Currently, petrol in the UK contains up to five percent renewable ethanol, but the new fuel contains up to 10 percent.
"By blending petrol with up to 10 percent renewable ethanol, less fossil fuel is needed, helping us reduce carbon emissions and meet climate change targets," the government website explains.
However, while the majority of cars will be compatible with E10 fuel, it's worth checking for sure as there are a number of vehicles built before 2011 that may be at risk of either damage or void insurance if drivers use the new petrol.
Cars that may be incompatible include 'classic, cherished and older vehicles', 'some specific models, particularly those from the early 2000s' and 'some mopeds, particularly those with an engine size of 50cc or under'.
The government has set up an E10 checker on its website, where motorists can enter the model of their car to see whether or not the new fuel will work with their vehicle.
"You'll need to know the vehicle manufacturer to use the service," it explains.
"You may also need the vehicle model, engine size and year it was manufactured.
"Most petrol vehicles will be able to use E10."
It adds that around 95 percent of petrol-powered vehicles on the road are compatible with E10 petrol, which is a figure that is 'increasing all the time'.
"All new cars manufactured since 2011 are compatible with E10 petrol, and most cars and motorcycles manufactured since the late 1990s are also approved by manufacturers to use E10," the government says.
According to an estimate for 2020 by the RAC Foundation, there are 10 manufacturers with the highest number of E10 incompatible cars on the road.
Malcolm McKay, spokesperson for the Historic and Classic Vehicle Association, said the E5 fuel would likely be available 'for a while' due to the popularity for higher octane fuels.

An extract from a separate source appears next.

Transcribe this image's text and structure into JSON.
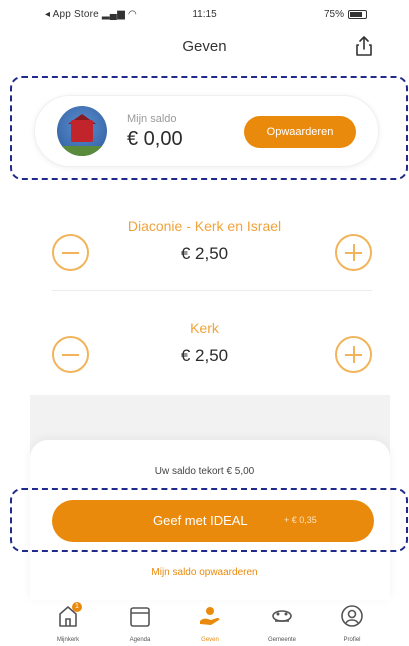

He said: "It certainly hasn't had as much publicity as the change from leaded to unleaded fuel.
"It's another of those things, I think that the classic car movement to an extent have been scared to make too much of a fuss.
"We've just got to find a way around it.
"E5 is still going to be available for a while but it's more a case of the Government has said it can be available.
"It's then up to the oil companies and the suppliers to decide whether there is enough demand.
"But as it's the higher octane fuel and there's quite a lot of younger cars that run a lot better and more efficiently on the higher octane fuel I think we will see it around for quite a long time."